In Florida, Can I Divorce if I Don’t Know Where My Spouse Lives?

Written By: Lenorae C. Atter, Attorney at Law

1372604_paper_map_2.jpgAs a Jacksonville, Florida divorce lawyer, often I am asked how someone can divorced if they do not know where the other spouse is living. Florida does have a residency requirement that at least one party has to reside in Florida for at least six (6) months prior to filing for divorce, but what about the other spouse?

If one spouse lives in Florida and the other’s whereabouts are unknown, does that mean that the parties cannot get a divorce? No. For example, Will and Diane were married and living in Florida before they separated. Once they separated Diane stayed in Jacksonville, Florida and Will moved without telling Diane where he was going. They have not communicated since their separation and now Diane wants to get a divorce. If Diane lived in the State of Florida for at least six (6) months prior to filing for divorce, then she can file in a Florida court. However, since she does not know where to have Will served, Diane will have to file an affidavit with the court and swear to the court that she has done a diligent search and cannot locate her husband, Will.

So, once the affidavit is filed does Diane just simply get the divorce completed? No. Once Diane swears that she cannot locate Will, she must actually publish in a local paper where Will last lived that she has filed for divorce and that he has to respond to the publication within a certain period of time. Once she files the publication, it has to run in the paper for a set period of time before Will can be deemed not to have responded.

Does Diane’s divorce become final once the publication runs and Will does not respond? No. Diane has to actually file with the court a Motion for Clerk’s Default. The clerk of court actually has to review the file and the deadline for Will to respond and verity that Will did not respond to the publication with any documentation. If Will did not actually file any documents with the court, then the clerk may enter a default to show the court that Will is definitely in default of the petition for divorce.

Once the clerk’s default is entered is Diane then divorced? No. Diane still has to have a full hearing in front of a judge to explain to the judge that her marriage to Will is irretrievably broken and to tell the judge what she would like as a result of the divorce.

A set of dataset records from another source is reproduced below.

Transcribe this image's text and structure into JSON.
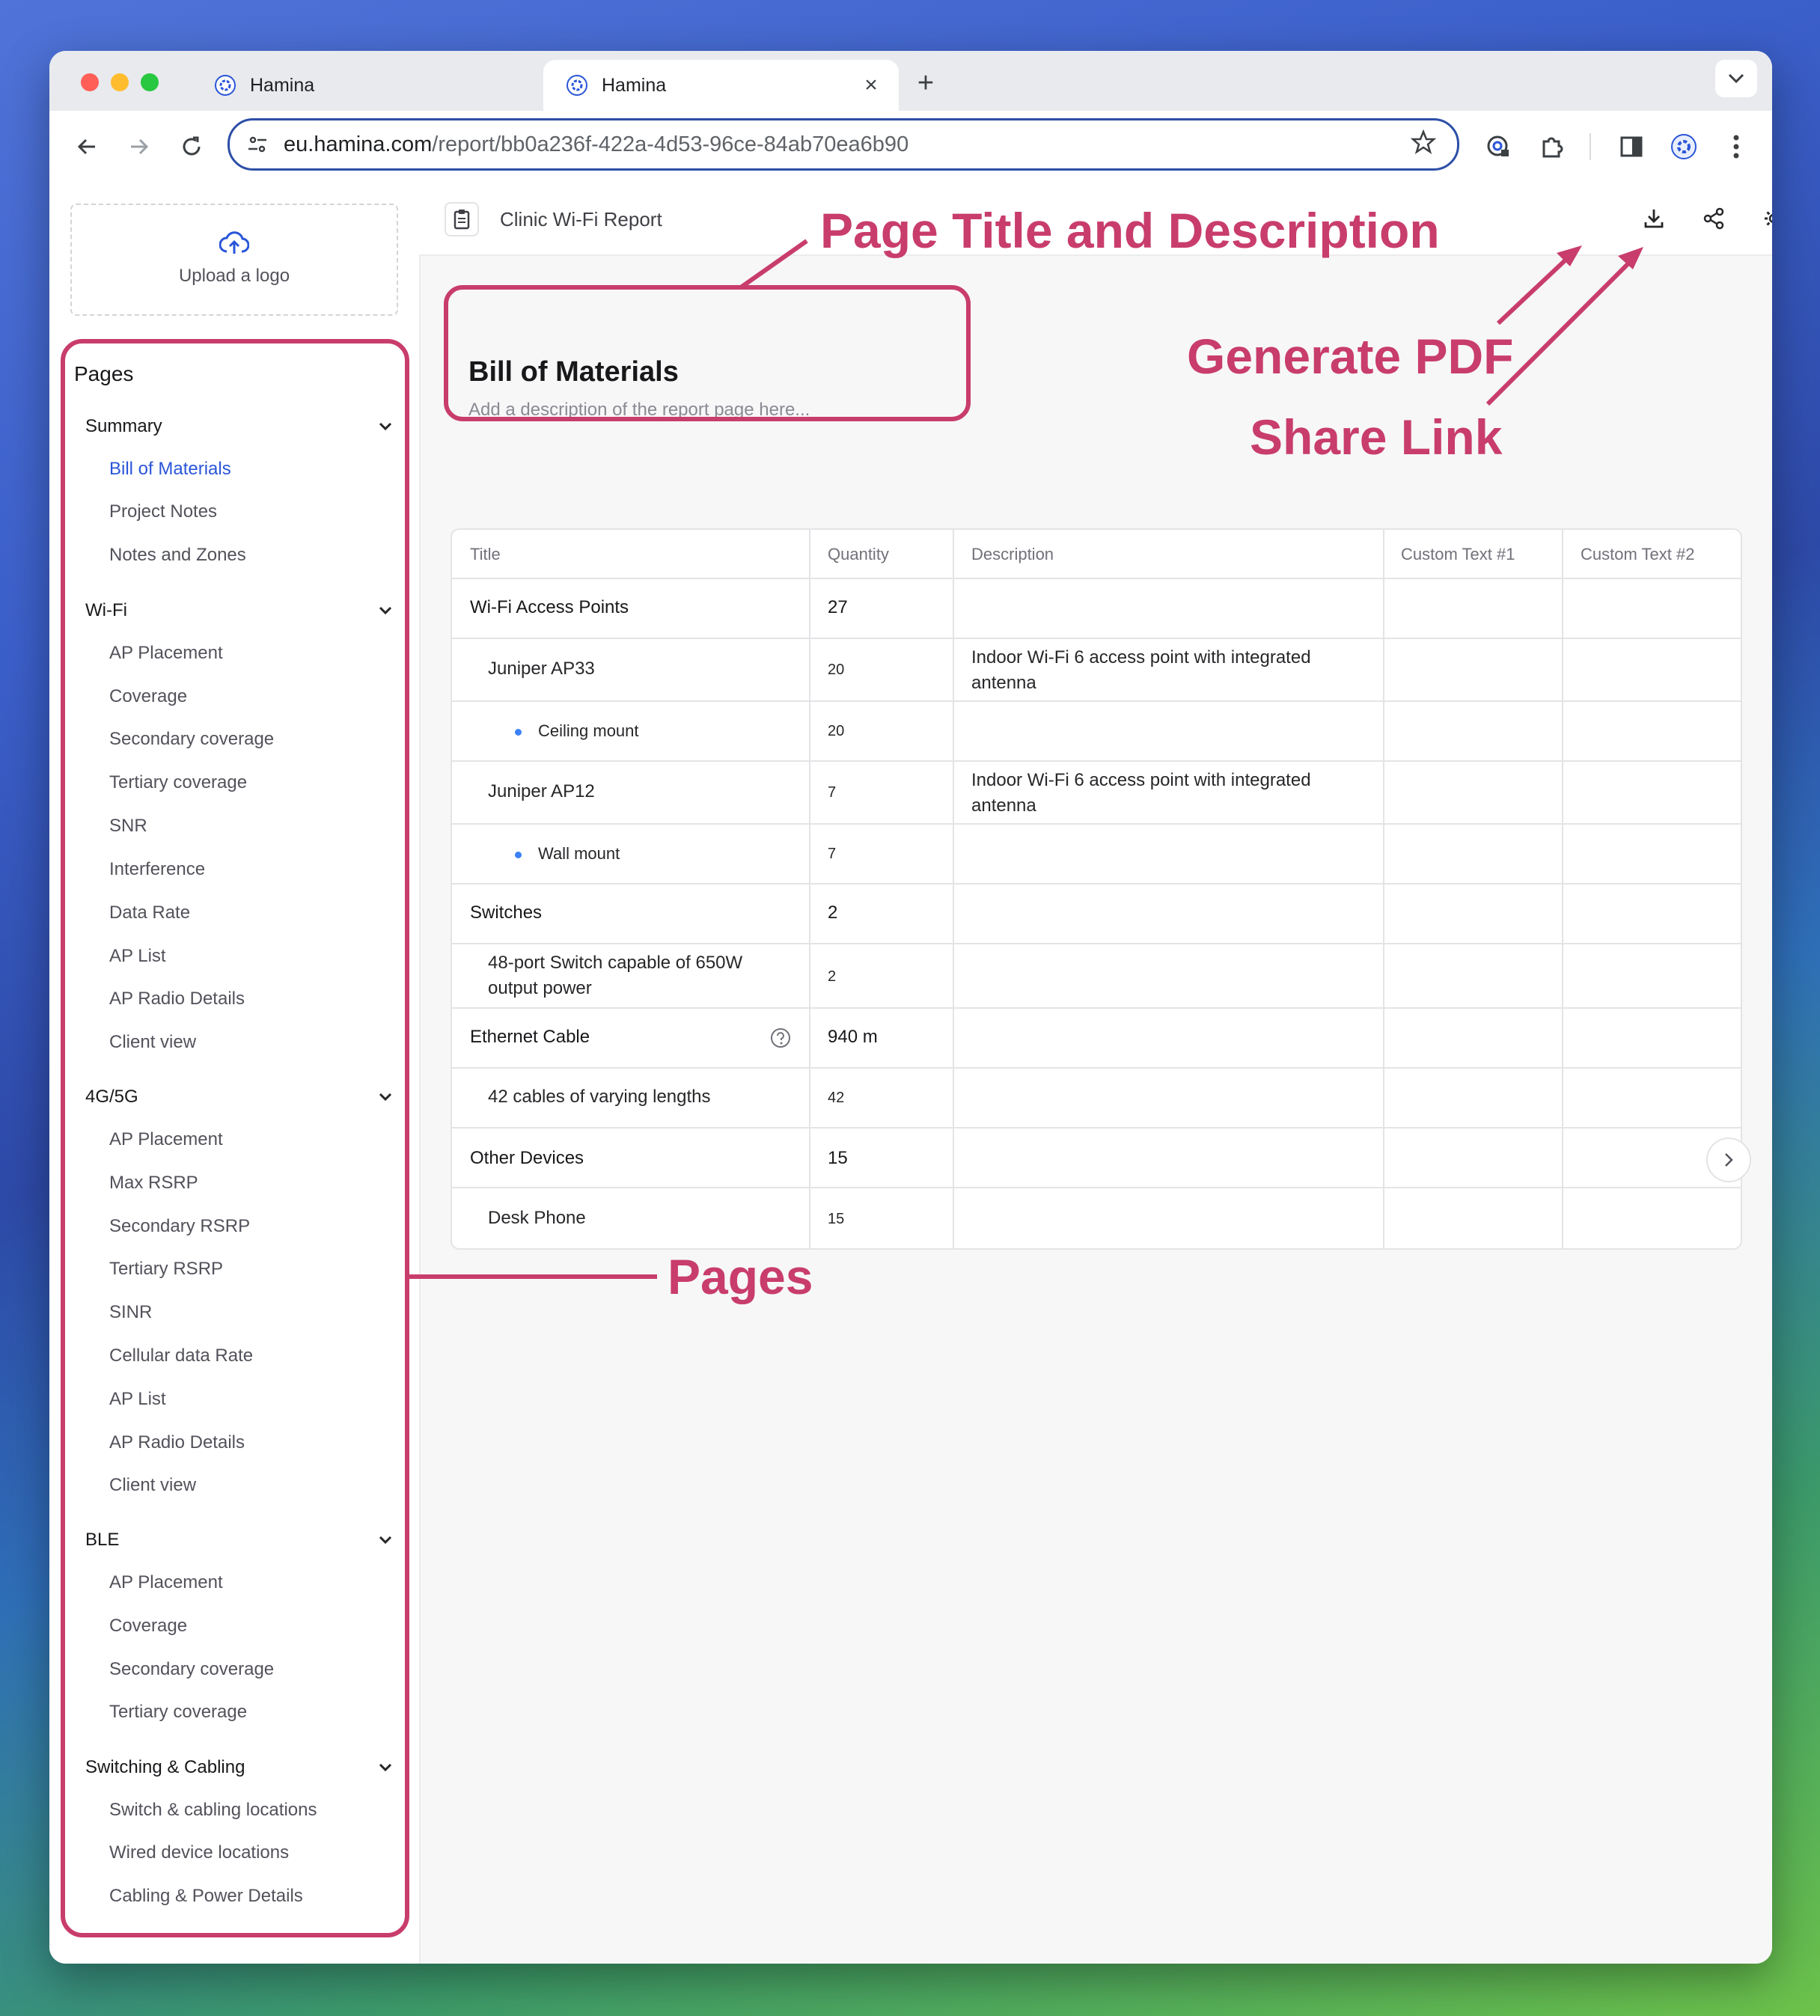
{
  "browser": {
    "tabs": [
      {
        "title": "Hamina"
      },
      {
        "title": "Hamina"
      }
    ],
    "url_host": "eu.hamina.com",
    "url_path": "/report/bb0a236f-422a-4d53-96ce-84ab70ea6b90"
  },
  "sidebar": {
    "upload_label": "Upload a logo",
    "pages_heading": "Pages",
    "groups": [
      {
        "label": "Summary",
        "items": [
          "Bill of Materials",
          "Project Notes",
          "Notes and Zones"
        ]
      },
      {
        "label": "Wi-Fi",
        "items": [
          "AP Placement",
          "Coverage",
          "Secondary coverage",
          "Tertiary coverage",
          "SNR",
          "Interference",
          "Data Rate",
          "AP List",
          "AP Radio Details",
          "Client view"
        ]
      },
      {
        "label": "4G/5G",
        "items": [
          "AP Placement",
          "Max RSRP",
          "Secondary RSRP",
          "Tertiary RSRP",
          "SINR",
          "Cellular data Rate",
          "AP List",
          "AP Radio Details",
          "Client view"
        ]
      },
      {
        "label": "BLE",
        "items": [
          "AP Placement",
          "Coverage",
          "Secondary coverage",
          "Tertiary coverage"
        ]
      },
      {
        "label": "Switching & Cabling",
        "items": [
          "Switch & cabling locations",
          "Wired device locations",
          "Cabling & Power Details"
        ]
      }
    ],
    "active_item": "Bill of Materials"
  },
  "main": {
    "report_name": "Clinic Wi-Fi Report",
    "page_title": "Bill of Materials",
    "page_description_placeholder": "Add a description of the report page here...",
    "table": {
      "headers": [
        "Title",
        "Quantity",
        "Description",
        "Custom Text #1",
        "Custom Text #2"
      ],
      "rows": [
        {
          "title": "Wi-Fi Access Points",
          "quantity": "27",
          "description": "",
          "level": 0
        },
        {
          "title": "Juniper AP33",
          "quantity": "20",
          "description": "Indoor Wi-Fi 6 access point with integrated antenna",
          "level": 1
        },
        {
          "title": "Ceiling mount",
          "quantity": "20",
          "description": "",
          "level": 2
        },
        {
          "title": "Juniper AP12",
          "quantity": "7",
          "description": "Indoor Wi-Fi 6 access point with integrated antenna",
          "level": 1
        },
        {
          "title": "Wall mount",
          "quantity": "7",
          "description": "",
          "level": 2
        },
        {
          "title": "Switches",
          "quantity": "2",
          "description": "",
          "level": 0
        },
        {
          "title": "48-port Switch capable of 650W output power",
          "quantity": "2",
          "description": "",
          "level": 1
        },
        {
          "title": "Ethernet Cable",
          "quantity": "940 m",
          "description": "",
          "level": 0
        },
        {
          "title": "42 cables of varying lengths",
          "quantity": "42",
          "description": "",
          "level": 1
        },
        {
          "title": "Other Devices",
          "quantity": "15",
          "description": "",
          "level": 0
        },
        {
          "title": "Desk Phone",
          "quantity": "15",
          "description": "",
          "level": 1
        }
      ]
    }
  },
  "annotations": {
    "title_desc": "Page Title and Description",
    "generate_pdf": "Generate PDF",
    "share_link": "Share Link",
    "pages": "Pages",
    "color": "#c83d6b"
  }
}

In this case, Diane may tell the judge that she and Will previously divided their debts, but that they still have a joint checking account with money in it and she would like all of the money from the account. Since Will is not at the hearing there is no one there to disagree with Diane’s request, so the judge may award Diane any of the money in the account. The same goes for joint property as well.

Once the final hearing is held in front of the judge, the judge will enter an order based on the evidence and testimony presented by Diane and makes a ruling about the divorce. If the court believes that the marriage is irretrievably broken, then judge may award Diane her divorce.

If you are going through a divorce and do not where your spouse is located, then it is important to follow all of the necessary steps to actually finalize your divorce. To better understand your rights and options you should speak to a divorce lawyer/family law attorney.